Mon Repos Holiday Park Goes to Market


The Turtle Sands Camping and Holiday Park within the Mon Repos Conservation Park is being publicly listed for the first time as the Queensland holiday asset sales boom continues.

The 5.3ha beachfront caravan park neighbours the recently built $30-million Mon Repos Turtle Centre and is a freehold parcel with more than 300 m of frontage on Mon Repos Beach. 

East of Bundaberg, the park comprises beachfront cabins, camping and caravan sites for a total of 106 sites. 

There is development approval in place to increase this to 127 sites and reposition services to offer glamping sites, studio apartments, bunkhouses, a pool, playground and beachfront lounge area.

Turtle Sands was built on the site of a cable station set up in 1893 for an underseas telegraph cable to New Caledonia, linking Australia with the world.

The park is owned by a Bundaberg family with Baker O’Brien Toll Lawyers founder David Baker as the principal.

CBRE Hotels’ Hayley Manvell and Paul Fraser will manage the international EOI campaign that will close on June 30, 2022. 

Mon Repos Beach has the largest concentration of nesting marine turtles on Australia’s east coast and is home to the largest nesting population of the endangered loggerhead turtle in the South Pacific.

It also is the only region globally to have recorded four different sea turtle species nesting and hatching. 

▲ The recently completed Mon Repos Turtle Centre neighbours the park.

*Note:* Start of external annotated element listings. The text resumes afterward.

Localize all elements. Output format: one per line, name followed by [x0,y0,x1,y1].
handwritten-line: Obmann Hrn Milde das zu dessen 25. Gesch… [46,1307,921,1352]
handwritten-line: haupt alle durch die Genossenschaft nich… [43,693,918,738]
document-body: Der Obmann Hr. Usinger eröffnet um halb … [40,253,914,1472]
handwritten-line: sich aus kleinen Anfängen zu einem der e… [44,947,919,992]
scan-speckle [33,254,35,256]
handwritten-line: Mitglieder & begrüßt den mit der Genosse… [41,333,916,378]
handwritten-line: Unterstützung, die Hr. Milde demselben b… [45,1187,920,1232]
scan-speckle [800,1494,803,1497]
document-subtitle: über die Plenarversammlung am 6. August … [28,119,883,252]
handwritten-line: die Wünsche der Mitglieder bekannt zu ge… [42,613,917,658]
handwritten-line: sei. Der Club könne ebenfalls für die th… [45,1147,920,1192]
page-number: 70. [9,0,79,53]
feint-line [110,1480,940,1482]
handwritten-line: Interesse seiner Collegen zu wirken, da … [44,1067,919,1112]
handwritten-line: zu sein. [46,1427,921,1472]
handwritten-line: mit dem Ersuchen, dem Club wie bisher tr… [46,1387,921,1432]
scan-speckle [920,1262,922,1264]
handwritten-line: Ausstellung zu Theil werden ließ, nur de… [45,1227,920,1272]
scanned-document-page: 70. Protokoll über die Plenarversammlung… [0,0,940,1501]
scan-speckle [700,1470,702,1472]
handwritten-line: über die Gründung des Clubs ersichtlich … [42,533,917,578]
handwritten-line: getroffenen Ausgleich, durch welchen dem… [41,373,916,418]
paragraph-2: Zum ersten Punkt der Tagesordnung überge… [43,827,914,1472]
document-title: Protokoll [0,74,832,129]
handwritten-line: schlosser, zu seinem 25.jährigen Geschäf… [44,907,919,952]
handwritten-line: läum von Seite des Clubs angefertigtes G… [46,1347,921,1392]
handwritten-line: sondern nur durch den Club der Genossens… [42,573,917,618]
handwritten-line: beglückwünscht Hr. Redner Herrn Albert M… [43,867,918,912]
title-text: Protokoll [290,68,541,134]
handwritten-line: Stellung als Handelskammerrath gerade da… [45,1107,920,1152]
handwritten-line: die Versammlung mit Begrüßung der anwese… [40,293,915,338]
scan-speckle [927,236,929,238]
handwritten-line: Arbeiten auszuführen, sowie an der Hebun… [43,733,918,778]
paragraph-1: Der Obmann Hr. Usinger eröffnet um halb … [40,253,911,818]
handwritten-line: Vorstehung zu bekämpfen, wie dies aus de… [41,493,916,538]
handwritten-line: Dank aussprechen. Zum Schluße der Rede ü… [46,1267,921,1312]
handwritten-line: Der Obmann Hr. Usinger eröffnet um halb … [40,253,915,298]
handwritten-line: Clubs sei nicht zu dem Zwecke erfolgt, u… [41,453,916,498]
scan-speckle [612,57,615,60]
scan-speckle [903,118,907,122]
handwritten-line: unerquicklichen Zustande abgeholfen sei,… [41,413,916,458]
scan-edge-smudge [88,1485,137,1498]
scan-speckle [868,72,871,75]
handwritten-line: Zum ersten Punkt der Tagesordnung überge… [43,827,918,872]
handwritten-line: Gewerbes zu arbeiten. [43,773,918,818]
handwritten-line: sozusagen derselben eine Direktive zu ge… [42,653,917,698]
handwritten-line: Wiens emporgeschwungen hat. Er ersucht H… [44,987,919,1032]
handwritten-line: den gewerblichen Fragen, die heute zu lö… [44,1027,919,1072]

Manvell said that the Mon Repos Turtle Centre offered a key market with accommodation needs as guided tours operate between November and March, bringing in thousands of tourists to see the turtle.

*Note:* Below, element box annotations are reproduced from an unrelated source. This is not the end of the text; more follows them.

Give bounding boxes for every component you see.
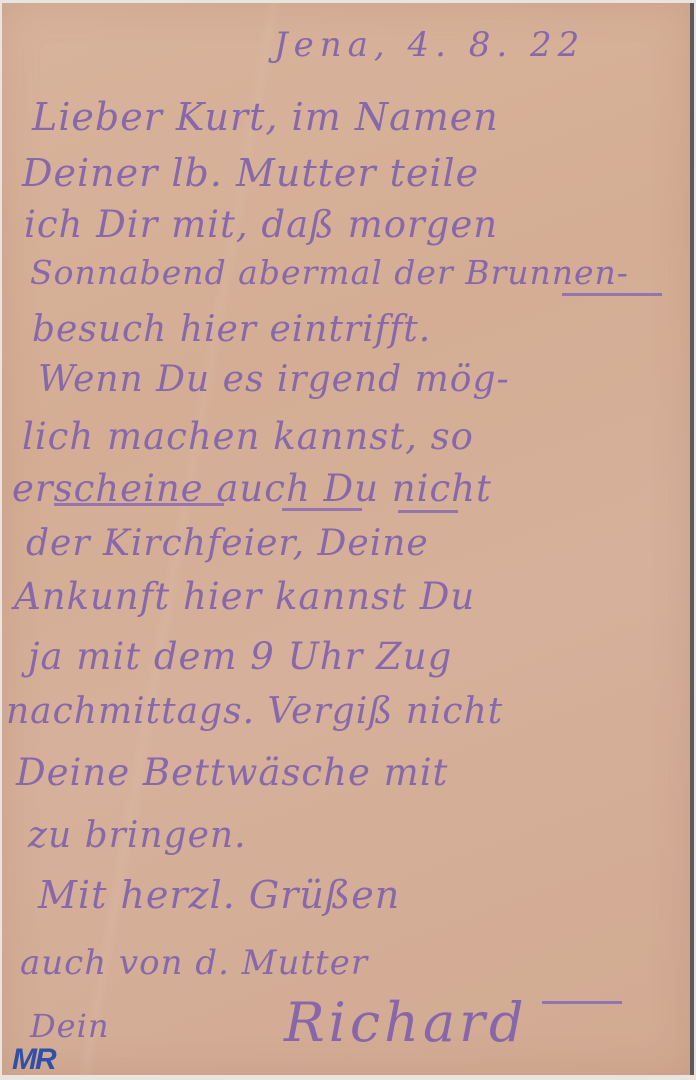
salutation-line: Lieber Kurt, im Namen bbox=[32, 95, 499, 139]
body-line: ja mit dem 9 Uhr Zug bbox=[28, 635, 452, 678]
mr-stamp: MR bbox=[12, 1043, 55, 1077]
body-line: zu bringen. bbox=[28, 815, 247, 856]
signature-flourish bbox=[542, 1001, 622, 1004]
body-line: Ankunft hier kannst Du bbox=[14, 575, 475, 618]
underline bbox=[54, 503, 224, 506]
closing-line: auch von d. Mutter bbox=[20, 943, 368, 983]
body-line: Deiner lb. Mutter teile bbox=[22, 151, 479, 195]
signature: Richard bbox=[284, 991, 528, 1054]
body-line: Wenn Du es irgend mög- bbox=[38, 359, 510, 400]
sign-prefix: Dein bbox=[30, 1007, 109, 1045]
underline bbox=[282, 508, 362, 511]
body-line: Sonnabend abermal der Brunnen- bbox=[30, 253, 629, 292]
body-line: besuch hier eintrifft. bbox=[32, 309, 431, 350]
body-line: der Kirchfeier, Deine bbox=[26, 523, 429, 564]
underline bbox=[398, 510, 458, 513]
body-line: ich Dir mit, daß morgen bbox=[24, 203, 498, 246]
underline bbox=[562, 293, 662, 296]
body-line: Deine Bettwäsche mit bbox=[16, 751, 448, 794]
closing-line: Mit herzl. Grüßen bbox=[38, 873, 400, 917]
postcard: Jena, 4. 8. 22 Lieber Kurt, im Namen Dei… bbox=[2, 3, 694, 1075]
body-line: nachmittags. Vergiß nicht bbox=[6, 691, 503, 732]
body-line: lich machen kannst, so bbox=[22, 415, 474, 458]
dateline: Jena, 4. 8. 22 bbox=[274, 25, 585, 65]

“There are limited competing offerings in the region, particularly absolute-beachfront property with incredible demand for accommodation in the area,” Manvell said.

The Bundaberg region’s other attraction include national parks and the Southern Great Barrier Reef, including Lady Musgrave and Lady Elliot islands.

Corporate buyers and other investors have been flocking to caravan parks as an asset class hoping to cash in on the demand and appetite for increased Australian domestic tourism after lockdowns and increased prices for international travel.

Developers have also been eyeing them in hopes to turn them into hotel assets.

Alceon sold off caravan parks earlier this year for $42 million while the NRMA Agnes Water Caravan Park was listed in February for an expected price of more than $25 million.